I dunno, I love Dungeon Keeper, but there's definitely a lot of direct interaction going on there... Not the same sort of "left click, right click" as StarCraft and the like, but clutching 18 bile demons in your fist and dumping them on top of someone still had a certain controlling aspect to it.
And while you were still paying for everybody (and their training! Goodness that got expensive at times...), DK2 did have a more "chaff" option in the form of skeletons. War for the Overworld has a lot of similarities, and includes the added fun of stuff like beast masters who drag your animal minions off to the fighting pits on their own in order to improve their experience levels. Dwelvers takes a slightly different approach to the DK formula, and the individual denizens have a bit more agency as a result.
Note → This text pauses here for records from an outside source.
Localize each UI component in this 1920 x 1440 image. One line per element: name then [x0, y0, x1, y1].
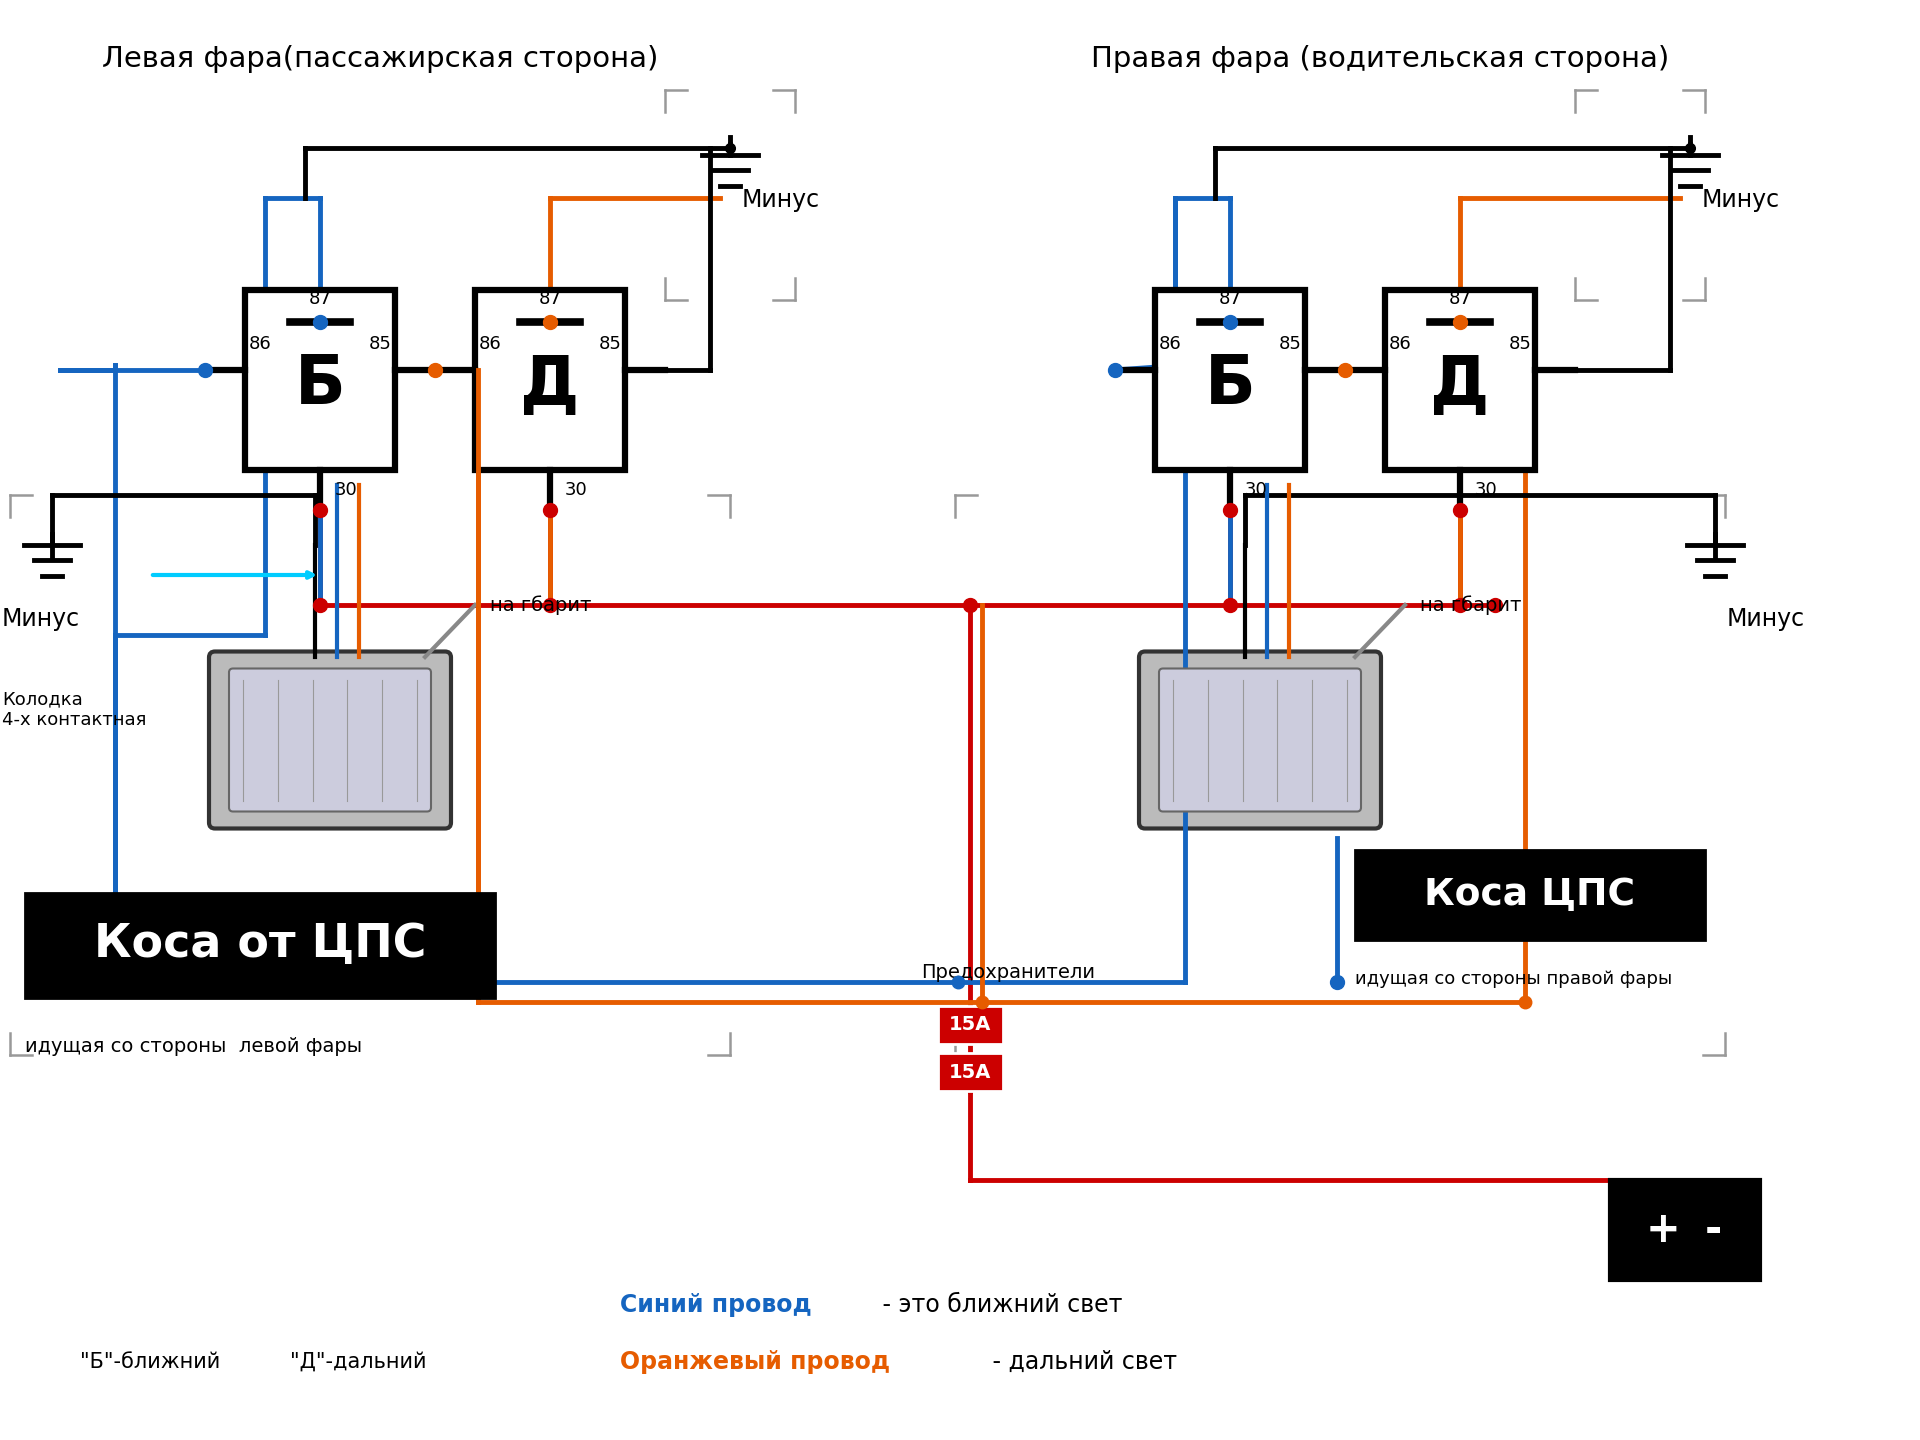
- Text: Правая фара (водительская сторона): Правая фара (водительская сторона): [1091, 45, 1668, 73]
- Bar: [474, 289, 626, 469]
- Text: Д: Д: [1430, 351, 1490, 418]
- Text: Минус: Минус: [2, 608, 81, 631]
- Text: 30: 30: [564, 481, 588, 500]
- Text: Предохранители: Предохранители: [922, 963, 1094, 982]
- Text: на гбарит: на гбарит: [490, 595, 591, 615]
- Text: 85: 85: [1509, 336, 1532, 353]
- Text: 15А: 15А: [948, 1015, 991, 1034]
- Text: Д: Д: [520, 351, 580, 418]
- FancyBboxPatch shape: [209, 651, 451, 828]
- Bar: [25, 893, 495, 998]
- Text: 30: 30: [1475, 481, 1498, 500]
- Bar: [1156, 289, 1306, 469]
- Text: Минус: Минус: [1701, 189, 1780, 212]
- Text: "Б"-ближний: "Б"-ближний: [81, 1352, 221, 1372]
- Bar: [937, 1007, 1002, 1044]
- Text: идущая со стороны правой фары: идущая со стороны правой фары: [1356, 971, 1672, 988]
- Text: Колодка
4-х контактная: Колодка 4-х контактная: [2, 690, 146, 729]
- Text: 30: 30: [1244, 481, 1267, 500]
- Text: 86: 86: [248, 336, 271, 353]
- Text: 86: 86: [1158, 336, 1181, 353]
- Text: 85: 85: [1279, 336, 1302, 353]
- Text: Минус: Минус: [1726, 608, 1805, 631]
- FancyBboxPatch shape: [228, 668, 430, 812]
- Text: Синий провод: Синий провод: [620, 1293, 812, 1318]
- Bar: [937, 1053, 1002, 1092]
- FancyBboxPatch shape: [1160, 668, 1361, 812]
- Text: идущая со стороны  левой фары: идущая со стороны левой фары: [25, 1037, 363, 1056]
- Text: "Д"-дальний: "Д"-дальний: [290, 1352, 426, 1372]
- Bar: [246, 289, 396, 469]
- Text: - дальний свет: - дальний свет: [985, 1351, 1177, 1374]
- Bar: [1356, 850, 1705, 940]
- Text: на гбарит: на гбарит: [1421, 595, 1521, 615]
- Text: 30: 30: [334, 481, 357, 500]
- Text: -: -: [1705, 1210, 1722, 1251]
- Text: Оранжевый провод: Оранжевый провод: [620, 1351, 891, 1374]
- Text: 15А: 15А: [948, 1063, 991, 1081]
- Text: 85: 85: [369, 336, 392, 353]
- Text: Минус: Минус: [741, 189, 820, 212]
- Text: 85: 85: [599, 336, 622, 353]
- Text: 86: 86: [1388, 336, 1411, 353]
- Text: 87: 87: [1219, 289, 1242, 308]
- Text: 87: 87: [540, 289, 561, 308]
- Text: Б: Б: [294, 351, 346, 418]
- Bar: [1611, 1179, 1761, 1280]
- Text: Левая фара(пассажирская сторона): Левая фара(пассажирская сторона): [102, 45, 659, 73]
- Text: - это ближний свет: - это ближний свет: [876, 1293, 1123, 1318]
- FancyBboxPatch shape: [1139, 651, 1380, 828]
- Text: 87: 87: [1448, 289, 1471, 308]
- Text: 87: 87: [309, 289, 332, 308]
- Text: +: +: [1645, 1210, 1680, 1251]
- Text: 86: 86: [478, 336, 501, 353]
- Text: Коса от ЦПС: Коса от ЦПС: [94, 923, 426, 968]
- Text: Коса ЦПС: Коса ЦПС: [1425, 877, 1636, 913]
- Bar: [1384, 289, 1534, 469]
- Text: Б: Б: [1204, 351, 1256, 418]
Settlers though... Now there's a series I'd completely forgotten about. I suppose something could be said of city (village?) builders like Banished or whatnot since the peeps are moving around with their own plans, but there's no warfare going on so... Eh. Settlers seems to have a bit more personality on that side of things, at least for some of the titles. Dunno, heh, I don't actually have much experience with the games...
You can do a lot of bribery and finagling in The Guild 2, but a lot of it is extremely blunt due to the way the game's limited by broken/destroyed/demolished coding. There's also some amount of free agency there with your employees, but your fighty types are usually going to be under your direct RTS control... And with good reason too, geez. The AI is absolutely suicidal.